Buscalan is a hidden village in a mountain of the Luzon Island and the only way to arrive to this town of the Kalinga province is walking an hour through treacherous tracks. If it wasn’t so hidden, it would probably be a hot bed for tourists and not only because of the location. Its valleys and irrigated rice plantations are spectacular, but are also very similar to those you can find in other towns accessible by public transport in the nearby mountains.
Whang Od is 92 years old and she is the last Kalinga tattoo maker, according to specialists this practice is about a thousand years old and was used as a skin natural language transmitted from generation to generation. However, Whang Od hasn’t got a family that can inherit her art, she lost her boyfriend when she was 25 years old and never matched up again.
Within the tribal culture the tattoo symbolizes feminine beauty and male courage. “If you haven’t got a tattoo you aren’t a true warrior,” says Whang Od.
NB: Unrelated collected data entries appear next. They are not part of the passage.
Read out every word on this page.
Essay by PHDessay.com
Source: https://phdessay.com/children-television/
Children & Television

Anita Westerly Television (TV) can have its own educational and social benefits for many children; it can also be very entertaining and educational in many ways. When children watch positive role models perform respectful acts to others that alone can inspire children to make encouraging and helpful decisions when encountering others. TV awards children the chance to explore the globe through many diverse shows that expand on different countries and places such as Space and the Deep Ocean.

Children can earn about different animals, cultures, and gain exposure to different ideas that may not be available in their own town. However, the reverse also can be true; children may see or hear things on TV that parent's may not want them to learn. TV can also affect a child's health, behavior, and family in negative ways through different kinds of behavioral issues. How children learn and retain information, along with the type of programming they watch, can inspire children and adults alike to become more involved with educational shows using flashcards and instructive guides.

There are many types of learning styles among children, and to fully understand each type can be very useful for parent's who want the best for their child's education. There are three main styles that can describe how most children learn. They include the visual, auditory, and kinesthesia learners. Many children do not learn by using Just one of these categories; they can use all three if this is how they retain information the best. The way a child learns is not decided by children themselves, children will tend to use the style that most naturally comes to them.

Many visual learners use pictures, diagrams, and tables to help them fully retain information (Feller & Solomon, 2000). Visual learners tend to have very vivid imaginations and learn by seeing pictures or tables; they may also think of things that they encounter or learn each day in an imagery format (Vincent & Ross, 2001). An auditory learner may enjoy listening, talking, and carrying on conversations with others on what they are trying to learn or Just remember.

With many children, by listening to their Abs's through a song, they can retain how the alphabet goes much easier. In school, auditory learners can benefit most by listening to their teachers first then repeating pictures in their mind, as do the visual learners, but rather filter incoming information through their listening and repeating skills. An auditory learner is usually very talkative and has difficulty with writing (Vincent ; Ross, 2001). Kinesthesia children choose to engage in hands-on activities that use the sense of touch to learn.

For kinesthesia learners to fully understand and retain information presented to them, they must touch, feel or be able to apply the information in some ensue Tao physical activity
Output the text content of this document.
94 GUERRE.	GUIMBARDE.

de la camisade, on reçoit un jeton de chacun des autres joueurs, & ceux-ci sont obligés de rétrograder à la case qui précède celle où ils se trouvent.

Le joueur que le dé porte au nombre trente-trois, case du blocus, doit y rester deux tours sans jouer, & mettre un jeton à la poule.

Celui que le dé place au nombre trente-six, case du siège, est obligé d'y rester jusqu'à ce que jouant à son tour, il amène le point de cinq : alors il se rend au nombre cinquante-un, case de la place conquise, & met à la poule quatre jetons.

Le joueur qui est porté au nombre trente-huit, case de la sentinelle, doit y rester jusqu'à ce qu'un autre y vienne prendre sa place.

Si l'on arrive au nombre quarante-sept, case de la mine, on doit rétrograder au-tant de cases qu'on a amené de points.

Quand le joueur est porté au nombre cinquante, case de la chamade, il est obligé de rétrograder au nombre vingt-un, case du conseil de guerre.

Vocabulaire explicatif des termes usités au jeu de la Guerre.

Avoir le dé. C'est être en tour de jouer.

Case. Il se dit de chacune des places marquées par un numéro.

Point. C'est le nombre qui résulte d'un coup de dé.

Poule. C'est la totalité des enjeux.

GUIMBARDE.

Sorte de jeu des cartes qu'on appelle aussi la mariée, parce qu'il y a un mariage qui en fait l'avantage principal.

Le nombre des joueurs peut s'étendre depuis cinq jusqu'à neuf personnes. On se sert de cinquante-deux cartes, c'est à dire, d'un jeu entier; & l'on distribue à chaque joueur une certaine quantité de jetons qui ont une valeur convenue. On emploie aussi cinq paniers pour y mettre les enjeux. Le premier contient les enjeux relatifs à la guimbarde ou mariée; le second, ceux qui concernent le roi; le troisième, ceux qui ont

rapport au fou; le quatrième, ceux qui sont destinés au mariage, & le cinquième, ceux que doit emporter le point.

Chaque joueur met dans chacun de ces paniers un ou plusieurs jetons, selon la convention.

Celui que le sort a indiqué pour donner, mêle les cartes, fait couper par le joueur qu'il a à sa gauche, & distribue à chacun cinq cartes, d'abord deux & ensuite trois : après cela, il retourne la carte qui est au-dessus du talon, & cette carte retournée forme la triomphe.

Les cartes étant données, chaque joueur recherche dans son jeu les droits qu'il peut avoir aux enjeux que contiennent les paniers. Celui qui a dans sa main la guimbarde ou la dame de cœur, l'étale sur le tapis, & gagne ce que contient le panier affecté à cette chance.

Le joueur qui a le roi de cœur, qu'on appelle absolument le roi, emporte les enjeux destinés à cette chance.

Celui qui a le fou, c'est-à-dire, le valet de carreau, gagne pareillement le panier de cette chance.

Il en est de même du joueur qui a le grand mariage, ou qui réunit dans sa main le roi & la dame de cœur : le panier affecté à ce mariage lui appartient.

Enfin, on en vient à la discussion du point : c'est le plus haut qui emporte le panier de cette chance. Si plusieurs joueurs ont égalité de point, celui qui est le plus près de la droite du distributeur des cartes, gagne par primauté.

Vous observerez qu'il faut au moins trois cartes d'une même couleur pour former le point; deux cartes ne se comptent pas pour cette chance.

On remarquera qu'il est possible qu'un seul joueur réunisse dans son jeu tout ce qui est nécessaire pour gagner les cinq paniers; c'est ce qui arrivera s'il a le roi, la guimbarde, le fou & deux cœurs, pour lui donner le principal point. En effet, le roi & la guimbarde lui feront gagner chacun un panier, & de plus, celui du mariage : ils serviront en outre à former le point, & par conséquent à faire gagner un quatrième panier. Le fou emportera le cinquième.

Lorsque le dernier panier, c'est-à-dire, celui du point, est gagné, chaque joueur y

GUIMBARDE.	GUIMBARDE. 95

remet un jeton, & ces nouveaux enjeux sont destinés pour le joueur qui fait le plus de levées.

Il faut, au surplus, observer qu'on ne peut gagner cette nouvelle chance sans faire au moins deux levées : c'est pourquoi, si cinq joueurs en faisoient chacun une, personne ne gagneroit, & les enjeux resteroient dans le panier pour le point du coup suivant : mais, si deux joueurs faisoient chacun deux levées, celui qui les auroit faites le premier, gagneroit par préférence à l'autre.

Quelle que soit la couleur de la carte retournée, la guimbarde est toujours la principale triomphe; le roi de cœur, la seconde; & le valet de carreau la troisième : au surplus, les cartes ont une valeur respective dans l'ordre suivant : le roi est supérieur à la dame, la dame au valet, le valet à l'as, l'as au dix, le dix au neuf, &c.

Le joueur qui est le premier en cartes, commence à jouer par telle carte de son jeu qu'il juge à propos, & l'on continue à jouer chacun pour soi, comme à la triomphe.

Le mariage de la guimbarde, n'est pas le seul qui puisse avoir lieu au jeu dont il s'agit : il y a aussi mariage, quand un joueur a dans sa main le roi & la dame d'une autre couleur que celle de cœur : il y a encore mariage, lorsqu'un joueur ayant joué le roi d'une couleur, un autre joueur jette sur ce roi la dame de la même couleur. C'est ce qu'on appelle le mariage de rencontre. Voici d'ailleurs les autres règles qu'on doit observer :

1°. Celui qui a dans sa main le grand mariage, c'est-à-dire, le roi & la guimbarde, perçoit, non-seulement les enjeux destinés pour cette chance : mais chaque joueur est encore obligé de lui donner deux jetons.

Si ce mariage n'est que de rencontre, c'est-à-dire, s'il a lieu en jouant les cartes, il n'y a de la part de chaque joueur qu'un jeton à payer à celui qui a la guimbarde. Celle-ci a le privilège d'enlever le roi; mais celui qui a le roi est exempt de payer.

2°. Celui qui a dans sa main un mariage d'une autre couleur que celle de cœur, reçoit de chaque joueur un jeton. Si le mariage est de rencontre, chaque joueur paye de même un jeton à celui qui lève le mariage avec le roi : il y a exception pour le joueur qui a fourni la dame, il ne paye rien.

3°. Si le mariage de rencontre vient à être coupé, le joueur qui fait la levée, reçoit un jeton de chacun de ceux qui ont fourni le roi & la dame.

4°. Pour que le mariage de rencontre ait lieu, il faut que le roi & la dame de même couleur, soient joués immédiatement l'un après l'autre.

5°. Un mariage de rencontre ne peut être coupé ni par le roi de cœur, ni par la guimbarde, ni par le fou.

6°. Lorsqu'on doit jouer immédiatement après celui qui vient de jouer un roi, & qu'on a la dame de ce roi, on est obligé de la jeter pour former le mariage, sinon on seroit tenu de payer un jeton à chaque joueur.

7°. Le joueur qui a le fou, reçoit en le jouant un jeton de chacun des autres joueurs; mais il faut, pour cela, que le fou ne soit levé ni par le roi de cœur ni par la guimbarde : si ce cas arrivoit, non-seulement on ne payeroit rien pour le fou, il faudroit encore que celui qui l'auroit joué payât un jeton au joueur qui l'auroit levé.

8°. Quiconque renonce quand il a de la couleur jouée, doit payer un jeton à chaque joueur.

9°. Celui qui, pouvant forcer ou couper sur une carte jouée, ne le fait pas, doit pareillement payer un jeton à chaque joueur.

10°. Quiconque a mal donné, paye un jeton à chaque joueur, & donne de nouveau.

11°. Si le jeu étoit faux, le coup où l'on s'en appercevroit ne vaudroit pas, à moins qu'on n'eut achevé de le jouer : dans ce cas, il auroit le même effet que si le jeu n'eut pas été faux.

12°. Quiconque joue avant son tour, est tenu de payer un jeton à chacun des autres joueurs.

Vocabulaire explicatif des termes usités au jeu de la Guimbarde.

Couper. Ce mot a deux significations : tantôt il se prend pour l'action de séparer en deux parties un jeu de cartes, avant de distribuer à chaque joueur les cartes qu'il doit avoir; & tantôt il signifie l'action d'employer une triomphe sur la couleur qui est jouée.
Those who have an eagle tattooed on their chest beheaded a Japanese enemy during the Second World War.
“Before making a tattoo they showed the enemy’s head and after celebrating their victory we made the tattoos as an evidence of their authorship.”
The tattoo before was drawn only after war and victory. It was a culture of exchange that did not require money. Now, however, people have to pay for their tattoos as they are required to start using money for things like electricity or buying pigs and hens.
For years, the tattoo making tradition wasn’t giving much of importance, in fact it was almost extinct until the first foreigners arrived. Actually, it was a journalist who pointed out to Whang Od that she should train her sister’s granddaughter as the next Kalinga tattoo maker, despite the fact that the young woman studies computing engineering at a university far away from Buscalan like so many other young people.
Some kids try to learn by watching what she does, but Whang Od says that the future artist must be from her family.
Buscalan villagers have put their shoulders to the wheel during the last months in view of the business driven by foreigners. The National Commission of Indigenous People has imposed on visitors an environmental quota that is collected by locals.
Besides, Whang Od’s family has hung a sign on their house door as an indication for lost tourists and she provides them with food and lodging. The tattoos will come afterwards starting at a price of 500 Philippine pesos.
Whang Od’s house is quite modest, although she is always well dressed and one of the richest women in the tribe thanks to the money from the tattoos.
Charlie Pan-Oy also hangs around her house. He is one of the neighbors but he’s the one that pulls the strings in Buscalan. He sells marihuana and makes the most out of the visitors. His hut is far more luxurious than Whang Od’s, it has a television with dvd and his son can drink coffee with industrial pastry bought from outside the village.
Whang Od house has two floors and is in the top, into a room where there are many photographs of the reporters who have reached Buscalan, where guests sleep on the floor with mats.
The Kalinga tattoos are no longer made according to traditions. however the material for the tattoo is the same with which the ancient tattooed warriors. Whang Od’s working material is a coconut bowl to mix water, charcoal and the sweet potato that will provide texture to the mix. She also uses a Calamansi twig or Philippine lime and a nail made out of a thorn joined to a bamboo stick.
Clients can choose where they want the tattoo but the design is up to her, that or the possibility to choose from one of the drawings in her arms.
“The eagle is for the warriors, not for tourists or any other person that is not to be respected by our community”
However those who make a long way to be tattooed by Whand Od, they feel proud to carry on your skin the art of an ancient culture that is very close to disappearing in the tribe.